During the second intermission of last Friday's Rangers-Sabres game, Madison Square Garden went pitch black, while down on the ice a lone, spotlighted fan began flicking pucks at a target, trying to win a new Mercedes. Pitch black, that is, except for several sections of $130-a-pop seats near center ice, from which emitted the electronic blue glow of hundreds of computer monitors (right). People in oversized Messier jerseys hunched over in their seats, as oblivious to their surroundings as slot players, index fingers jabbing at the 10-inch screens.
The objects of their undivided attention? Touch-screen consoles that offer everything from live video feeds from eight cameras flanking the ice to real-time NHL statistics to food delivery. The consoles, made by interactive entertainment company ChoiceSeat, are the most aggressive examples of the rapid infiltration of high-tech amenities that are making stadiums and arenas look like video arcades. "People expect more than live action," says ChoiceSeat CEO Mary Frost. "They don't just want to see Shaquille O'Neal play—they want to know how much he weighs and what his free throw percentage is. It's inevitable that this technology be integrated into the game environment to satisfy our insatiable need for information."
Over the last two years Madison Square Garden, Boston's FleetCenter and Tampa Bay's Tropicana Field have installed Choice-Seat monitors. San Francisco's 3Com Park, home of the 49ers, this year equipped 94 luxury boxes with Hitachi ePlates, handheld computers that provide Internet access and allow instant-messaging to other connected fans in the park.
"It's something all teams and arena operators need to be thinking about," says Jim Delaney, marketing director for the Fleet-Center, which spent $2.5 million to install 153 ChoiceSeat monitors last month. "If fans can sit at home watching the game on their sofa and interact with it via a laptop, why shouldn't they have the same option at a live event?"
Franchises are increasingly presuming that their top-end fans are Net-savvy and expect digital enhancements at the stadium. David Katz, vice president of strategic alliances for 3Com, notes that the ePlates have been in heavy use since they were installed in the park bearing his company's name. The system saw its greatest activity during the baseball playoffs, when 49ers fans could keep tabs on the Giants' Division Series with the Mets.
The biggest potential payoff from applications like ChoiceSeat comes not from added ticket sales but from ancillary income. Teams can boost food and drink sales—dozens of arenas already use wireless technology to deliver burgers and beers to premium seats—as well as offer merchandise with the swipe of a credit card. "The opportunities for advertisers are limitless," Katz says. "You can build a personalized relationship with the fan in the stands. Locally, you can extend the stadium into the neighborhood by couponing restaurants and stores."
Even in an environment of instant information and interactive stimuli, however, traditionalists persist. Although designers of San Francisco's Pacific Bell Park scattered a handful of Internet kiosks in public areas throughout the stadium, the Giants passed on in-seat applications because fans found them intrusive. "Our fans told us they come to games to escape their offices and the high-tech world," says Shana Daum, public affairs manager for the Giants. "They wanted to have access if they chose it, but not right in front of them."

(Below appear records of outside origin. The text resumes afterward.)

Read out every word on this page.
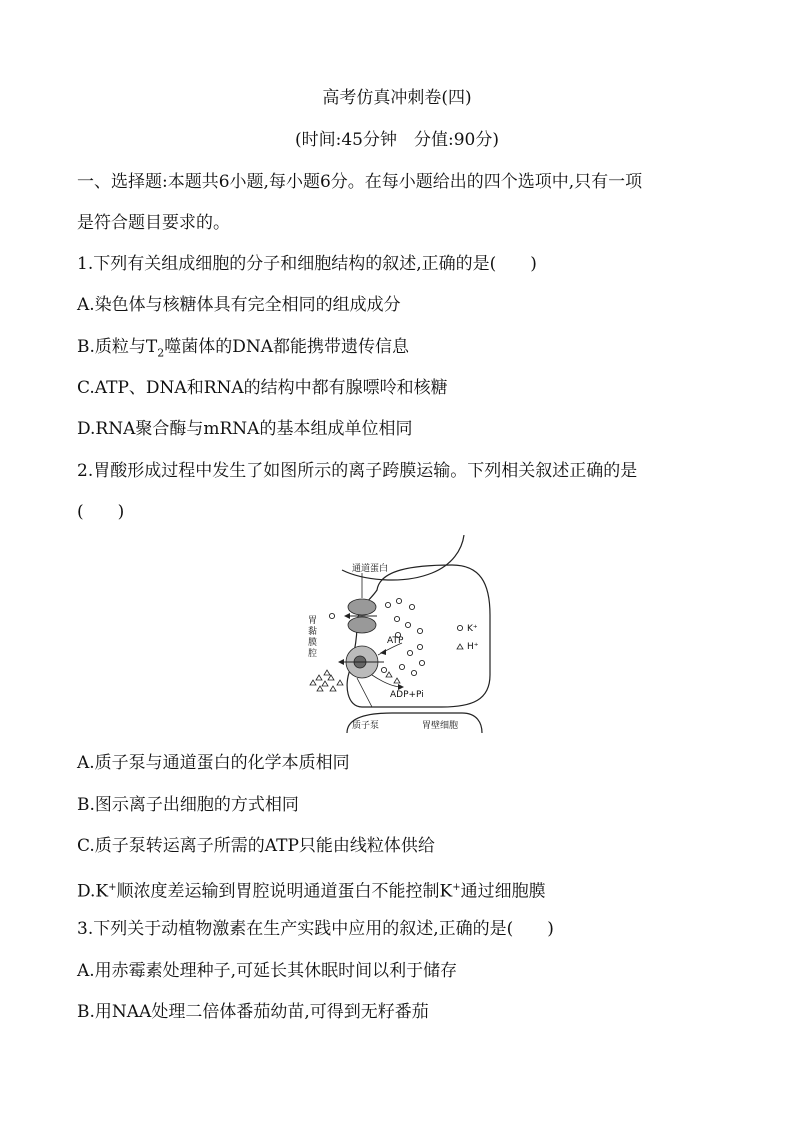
高考仿真冲刺卷(四)
(时间:45分钟　分值:90分)
一、选择题:本题共6小题,每小题6分。在每小题给出的四个选项中,只有一项
是符合题目要求的。
1.下列有关组成细胞的分子和细胞结构的叙述,正确的是(　　)
A.染色体与核糖体具有完全相同的组成成分
B.质粒与$T_2$噬菌体的DNA都能携带遗传信息
C.ATP、DNA和RNA的结构中都有腺嘌呤和核糖
D.RNA聚合酶与mRNA的基本组成单位相同
2.胃酸形成过程中发生了如图所示的离子跨膜运输。下列相关叙述正确的是
(　　)
通道蛋白
质子泵	胃壁细胞
ATP
ADP+Pi
胃
黏
膜
腔
K⁺
H⁺
A.质子泵与通道蛋白的化学本质相同
B.图示离子出细胞的方式相同
C.质子泵转运离子所需的ATP只能由线粒体供给
D.K+顺浓度差运输到胃腔说明通道蛋白不能控制K+通过细胞膜
3.下列关于动植物激素在生产实践中应用的叙述,正确的是(　　)
A.用赤霉素处理种子,可延长其休眠时间以利于储存
B.用NAA处理二倍体番茄幼苗,可得到无籽番茄
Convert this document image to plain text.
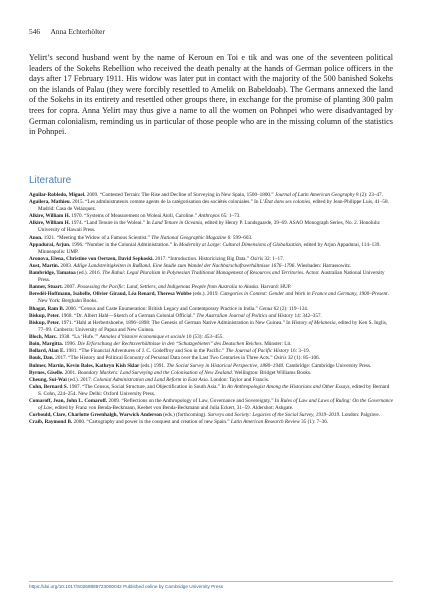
546 Anna Echterhölter

Yelirt’s second husband went by the name of Keroun en Toi e tik and was one of the seventeen political leaders of the Sokehs Rebellion who received the death penalty at the hands of German police officers in the days after 17 February 1911. His widow was later put in contact with the majority of the 500 banished Sokehs on the islands of Palau (they were forcibly resettled to Amelik on Babeldoab). The Germans annexed the land of the Sokehs in its entirety and resettled other groups there, in exchange for the promise of planting 300 palm trees for copra. Anna Yelirt may thus give a name to all the women on Pohnpei who were disadvantaged by German colonialism, reminding us in particular of those people who are in the missing column of the statistics in Pohnpei.

Literature
Aguilar-Robledo, Miguel. 2009. “Contested Terrain: The Rise and Decline of Surveying in New Spain, 1500–1800.” Journal of Latin American Geography 8 (2): 23–47.
Aguilera, Mathieu. 2015. “Les administrateurs comme agents de la catégorisation des sociétés coloniales.” In L’État dans ses colonies, edited by Jean-Philippe Luis, 41–58. Madrid: Casa de Velázquez.
Alkire, William H. 1970. “Systems of Measurement on Woleai Atoll, Caroline.” Anthropos 65: 1–73.
Alkire, William H. 1974. “Land Tenure in the Woleai.” In Land Tenure in Oceania, edited by Henry P. Lundsgaarde, 39–69. ASAO Monograph Series, No. 2. Honolulu: University of Hawaii Press.
Anon. 1921. “Meeting the Widow of a Famous Scientist.” The National Geographic Magazine 6: 599–603.
Appadurai, Arjun. 1996. “Number in the Colonial Administration.” In Modernity at Large: Cultural Dimensions of Globalization, edited by Arjun Appadurai, 114–139. Minneapolis: UMP.
Aronova, Elena, Christine von Oertzen, David Sepkoski. 2017. “Introduction. Historicizing Big Data.” Osiris 32: 1–17.
Aust, Martin. 2003. Adlige Landstreitigkeiten in Rußland. Eine Studie zum Wandel der Nachbarschaftsverhältnisse 1676–1796. Wiesbaden: Harrassowitz.
Bambridge, Tamatoa (ed.). 2016. The Rahui: Legal Pluralism in Polynesian Traditional Management of Resources and Territories. Acton: Australian National University Press.
Banner, Stuart. 2007. Possessing the Pacific: Land, Settlers, and Indigenous People from Australia to Alaska. Harvard: HUP.
Bereděi-Hoffmann, Isabelle, Olivier Giraud, Léa Renard, Theresa Wobbe (eds.). 2019. Categories in Context: Gender and Work in France and Germany, 1900–Present. New York: Berghahn Books.
Bhagat, Ram B. 2006. “Census and Caste Enumeration: British Legacy and Contemporary Practice in India.” Genus 62 (2): 119–134.
Biskup, Peter. 1968. “Dr. Albert Hahl—Sketch of a German Colonial Official.” The Australian Journal of Politics and History 14: 342–357.
Biskup, Peter. 1971. “Hahl at Herbertshoehe, 1896–1898: The Genesis of German Native Administration in New Guinea.” In History of Melanesia, edited by Ken S. Inglis, 77–99. Canberra: University of Papua and New Guinea.
Bloch, Marc. 1938. “La ‘Hufe.’” Annales d’histoire économique et sociale 10 (53): 453–455.
Boin, Margitta. 1996. Die Erforschung der Rechtsverhältnisse in den “Schutzgebieten” des Deutschen Reiches. Münster: Lit.
Bollard, Alan E. 1981. “The Financial Adventures of J. C. Godeffroy and Son in the Pacific.” The Journal of Pacific History 16: 3–19.
Bouk, Dan. 2017. “The History and Political Economy of Personal Data over the Last Two Centuries in Three Acts.” Osiris 32 (1): 85–106.
Bulmer, Martin, Kevin Bales, Kathryn Kish Sklar (eds.) 1991. The Social Survey in Historical Perspective, 1880–1940. Cambridge: Cambridge University Press.
Byrnes, Giselle. 2001. Boundary Markers: Land Surveying and the Colonisation of New Zealand. Wellington: Bridget Williams Books.
Cheung, Sui-Wai (ed.). 2017. Colonial Administration and Land Reform in East Asia. London: Taylor and Francis.
Cohn, Bernard S. 1987. “The Census, Social Structure, and Objectification in South Asia.” In An Anthropologist Among the Historians and Other Essays, edited by Bernard S. Cohn, 224–254. New Delhi: Oxford University Press.
Comaroff, Jean, John L. Comaroff. 2009. “Reflections on the Anthropology of Law, Governance and Sovereignty.” In Rules of Law and Laws of Ruling: On the Governance of Law, edited by Franz von Benda-Beckmann, Keebet von Benda-Beckmann and Julia Eckert, 31–59. Aldershot: Ashgate.
Corbould, Clare, Charlotte Greenhalgh, Warwick Anderson (eds.) (forthcoming). Surveys and Society: Legacies of the Social Survey, 1919–2019. London: Palgrave.
Craib, Raymond B. 2000. “Cartography and power in the conquest and creation of new Spain.” Latin American Research Review 35 (1): 7–36.
https://doi.org/10.1017/S0269889723000042 Published online by Cambridge University Press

Back at the Rangers game, James Paterson, an engineer from Staten Island, said he scarcely noticed ChoiceSeat's running video feed on the seatback screen in front of him. "I did order a couple of franks and knishes off it," he says. "But if the Rangers go on an odd-man rush, all I'm looking at is the ice."
Soon purists may not have a choice. As the revenue potential of in-seat technology becomes more apparent and the hardware cheaper, interactive monitors may become de rigueur at stadiums and arenas. For better or worse, the 50-cent slice of bleacher bench is giving way to the fully loaded luxury box play station.